Le Journal de NOTRE EPOQUE

Journal béninois d’investigation, d’analyses et de publicité – Récépissé N° 953/MISPCL/DC/DAI/SCC du 27 mars 2007

Mahamat Idriss Déby Itno : Le nouvel homme fort de Ndjaména, ses premiers actes pris

Un de ses fils, général quatre étoiles à 37 ans et commandant de la garde présidentielle, Mahamat Idriss Déby Itno, dirige un conseil militaire chargé de remplacer le président tchadien Idriss Déby Itno décédé mardi, a annoncé l’armée à la radio d’Etat.
“Un conseil militaire a été en mis en place dirigé par son fils, le général Mahamat Idriss Déby Itno”, a déclaré le porte-parole de l’armée, le général Azem Bermandoa Agouna, dans un communiqué lu à l’antenne de la Radio nationale, peu de temps après qu’il eut annoncé la mort du chef de l’Etat – à peine réélu – dans des combats contre les rebelles dans le nord.
“Le conseil s’est aussitôt réuni et a promulgué la charte de transition”

Portrait du nouvel homme fort de Ndjamena, Mahamat Idriss Déby

Mahamat Idriss Déby Itno est le président du conseil militaire de transition de la république du Tchad et le fils de l’ex-président Idriss Déby Itno.

Biographie
Élevé par la mère du chef de l’État, il a pour cette raison comme surnom Mahamat Kaka (kaka signifiant « grand-mère » en arabe tchadien)1.

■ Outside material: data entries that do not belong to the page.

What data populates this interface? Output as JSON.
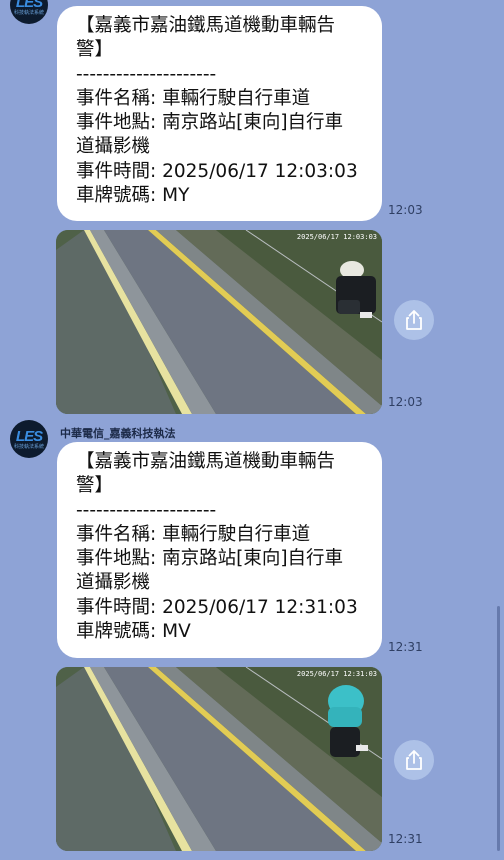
{
  "messages": [
    {
      "alert_title": "【嘉義市嘉油鐵馬道機動車輛告警】",
      "title_line1": "【嘉義市嘉油鐵馬道機動車輛告",
      "title_line2": "警】",
      "divider": "---------------------",
      "event_name": "事件名稱: 車輛行駛自行車道",
      "location_line1": "事件地點: 南京路站[東向]自行車",
      "location_line2": "道攝影機",
      "event_time": "事件時間: 2025/06/17 12:03:03",
      "plate": "車牌號碼: MY",
      "time": "12:03"
    },
    {
      "image_stamp": "2025/06/17 12:03:03",
      "time": "12:03",
      "share_icon": "share-icon"
    },
    {
      "sender": "中華電信_嘉義科技執法",
      "avatar_logo": "LES",
      "avatar_sub": "科技執法系統",
      "title_line1": "【嘉義市嘉油鐵馬道機動車輛告",
      "title_line2": "警】",
      "divider": "---------------------",
      "event_name": "事件名稱: 車輛行駛自行車道",
      "location_line1": "事件地點: 南京路站[東向]自行車",
      "location_line2": "道攝影機",
      "event_time": "事件時間: 2025/06/17 12:31:03",
      "plate": "車牌號碼: MV",
      "time": "12:31"
    },
    {
      "image_stamp": "2025/06/17 12:31:03",
      "time": "12:31",
      "share_icon": "share-icon"
    }
  ],
  "colors": {
    "background": "#8ea3d6",
    "bubble": "#ffffff",
    "timestamp": "#2f3f63"
  }
}
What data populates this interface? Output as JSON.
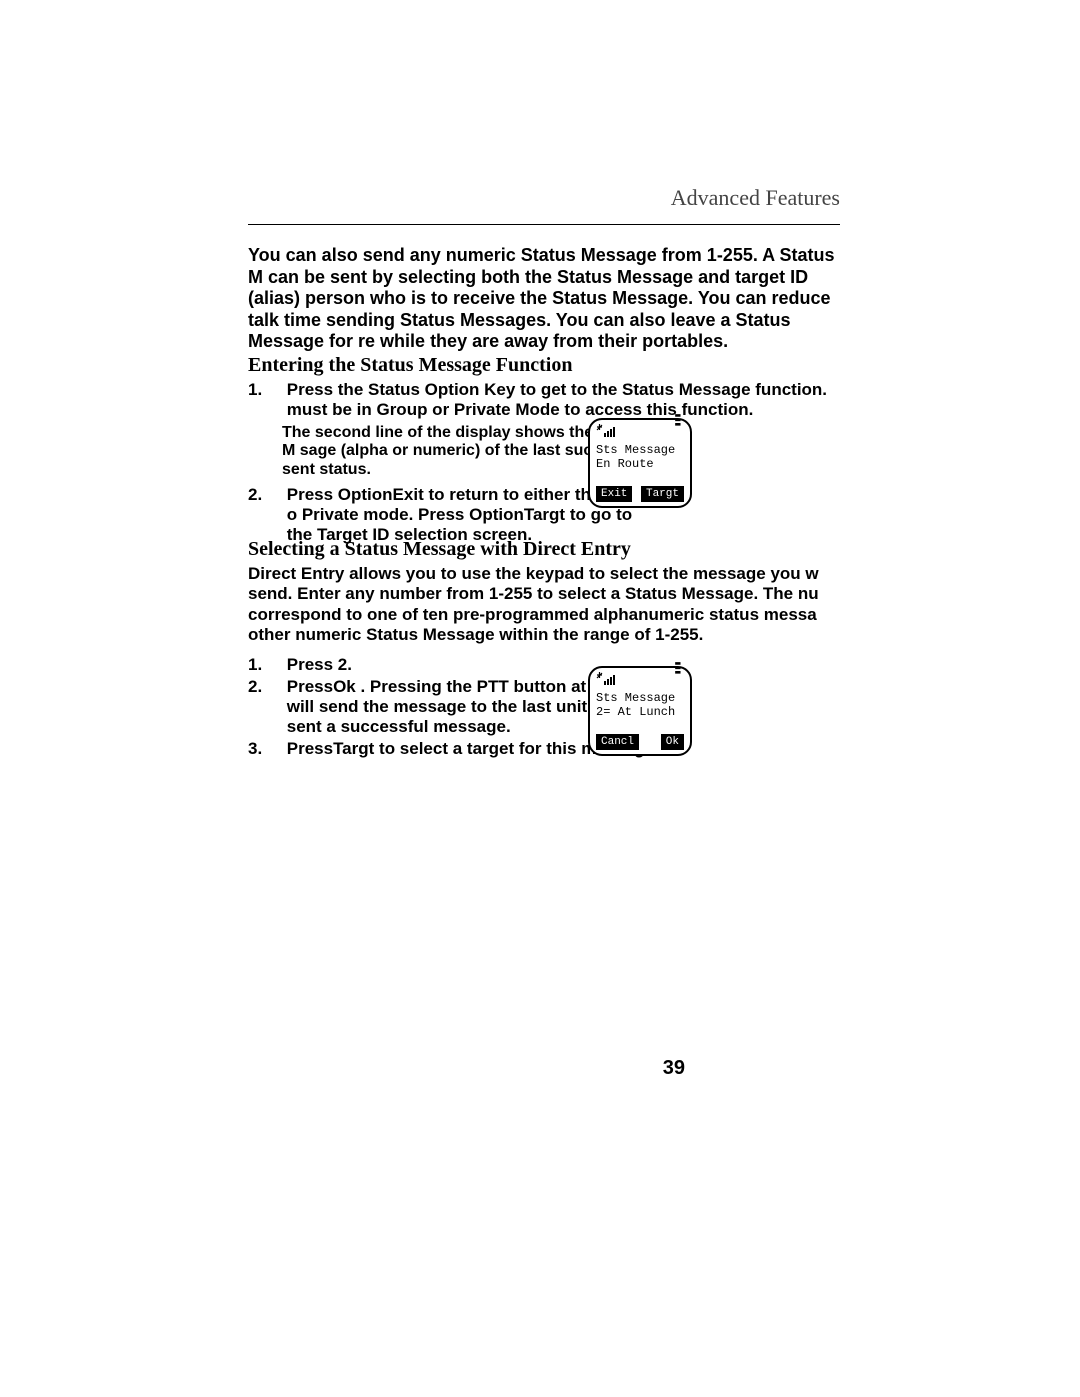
{
  "header": "Advanced Features",
  "intro": "You can also send any numeric Status Message from 1-255. A Status M can be sent by selecting both the Status Message and target ID (alias) person who is to receive the Status Message. You can reduce talk time sending Status Messages. You can also leave a Status Message for re while they are away from their portables.",
  "section1": {
    "title": "Entering the Status Message Function",
    "item1_num": "1.",
    "item1_text": "Press the Status Option Key to get to the Status Message function. must be in Group or Private Mode to access this function.",
    "item1_sub": "The second line of the display shows the Status M sage (alpha or numeric) of the last successfu sent status.",
    "item2_num": "2.",
    "item2_text_a": "Press Option",
    "item2_text_b": "Exit",
    "item2_text_c": " to return to either the group o Private mode. Press Option",
    "item2_text_d": "Targt",
    "item2_text_e": " to go to the Target ID selection screen."
  },
  "radio1": {
    "line1": "Sts Message",
    "line2": "En Route",
    "sk_left": "Exit",
    "sk_right": "Targt"
  },
  "section2": {
    "title": "Selecting a Status Message with Direct Entry",
    "intro": "Direct Entry allows you to use the keypad to select the message you w send. Enter any number from 1-255 to select a Status Message. The nu correspond to one of ten pre-programmed alphanumeric status messa other numeric Status Message within the range of 1-255.",
    "item1_num": "1.",
    "item1_text": "Press 2.",
    "item2_num": "2.",
    "item2_text_a": "Press",
    "item2_text_b": "Ok",
    "item2_text_c": " . Pressing the PTT button at this time will send the message to the last unit to which sent a successful message.",
    "item3_num": "3.",
    "item3_text_a": "Press",
    "item3_text_b": "Targt",
    "item3_text_c": " to select a target for this message."
  },
  "radio2": {
    "line1": "Sts Message",
    "line2": "2= At Lunch",
    "sk_left": "Cancl",
    "sk_right": "Ok"
  },
  "page_number": "39"
}
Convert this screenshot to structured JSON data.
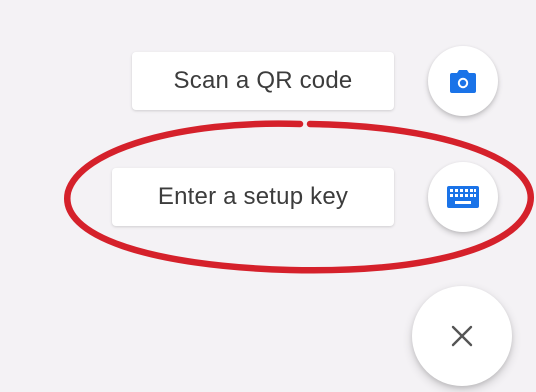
{
  "speed_dial": {
    "scan_qr": {
      "label": "Scan a QR code",
      "icon": "camera-icon"
    },
    "setup_key": {
      "label": "Enter a setup key",
      "icon": "keyboard-icon"
    },
    "close": {
      "icon": "close-icon"
    }
  },
  "colors": {
    "accent": "#1a73e8",
    "annotation": "#d5212b",
    "background": "#f4f2f5"
  }
}
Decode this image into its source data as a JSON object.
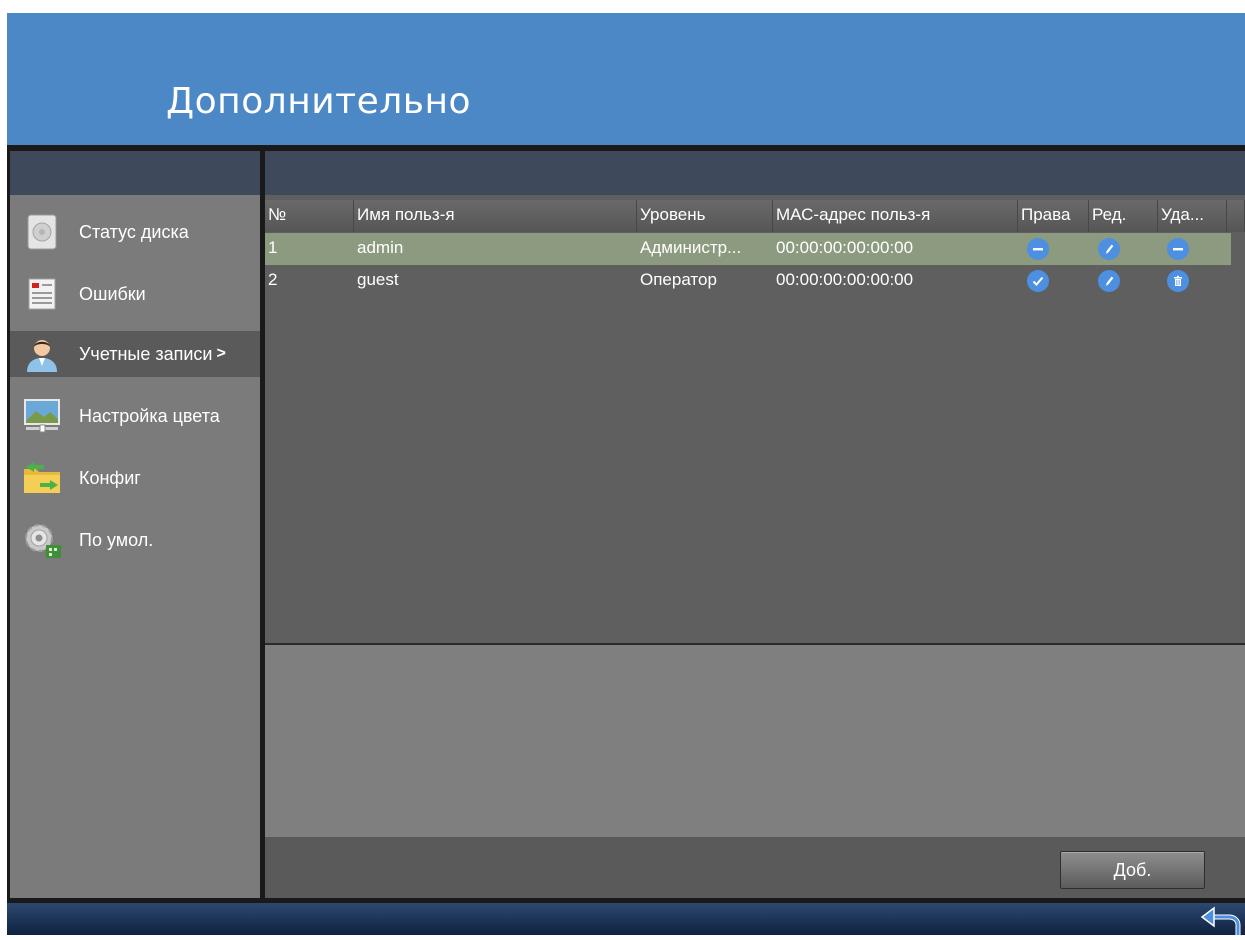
{
  "header": {
    "title": "Дополнительно"
  },
  "sidebar": {
    "items": [
      {
        "label": "Статус диска",
        "icon": "disk-icon"
      },
      {
        "label": "Ошибки",
        "icon": "log-icon"
      },
      {
        "label": "Учетные записи",
        "icon": "user-icon",
        "active": true,
        "arrow": ">"
      },
      {
        "label": "Настройка цвета",
        "icon": "image-color-icon"
      },
      {
        "label": "Конфиг",
        "icon": "folder-transfer-icon"
      },
      {
        "label": "По умол.",
        "icon": "gear-default-icon"
      }
    ]
  },
  "table": {
    "columns": [
      "№",
      "Имя польз-я",
      "Уровень",
      "МАС-адрес польз-я",
      "Права",
      "Ред.",
      "Уда..."
    ],
    "rows": [
      {
        "no": "1",
        "name": "admin",
        "level": "Администр...",
        "mac": "00:00:00:00:00:00",
        "rights_icon": "minus-icon",
        "edit_icon": "edit-icon",
        "delete_icon": "minus-icon"
      },
      {
        "no": "2",
        "name": "guest",
        "level": "Оператор",
        "mac": "00:00:00:00:00:00",
        "rights_icon": "check-icon",
        "edit_icon": "edit-icon",
        "delete_icon": "trash-icon"
      }
    ]
  },
  "footer": {
    "add_label": "Доб."
  },
  "colors": {
    "accent": "#4c87c6",
    "selected_row": "#8c9b7f",
    "icon_blue": "#4d8fe0"
  }
}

Le jeune homme a ensuite suivi les cours du Groupement des écoles militaires interarmées du Tchad puis a fait un bref passage au lycée militaire d’Aix-en-Provence. Dès son retour au pays, son père le verse dans la Direction générale de service de sécurité des institutions de l’État (DGSSIE), la garde prétorienne du régime1.

En mai 2009, il participe à la bataille victorieuse d’Am-Dam contre une coalition rebelle menée par Timan Erdimi, dans l’est du Tchad1.

Dès 2010, il reçoit au sein de la DGSSIE le commandement de l’escadron blindé et des gardes du corps. En 2012, il est ensuite nommé à la tête du groupement numéro 1 de la DGSSIE (sur trois groupements), chargée de la sécurité du palais présidentiel2.

En 2013, il est nommé au poste de commandant en second des Forces armées tchadiennes en intervention au Mali (Fatim), dans le nord du Mali, sous les ordres du général Oumar Bikomo, mais en serait le chef officieux1.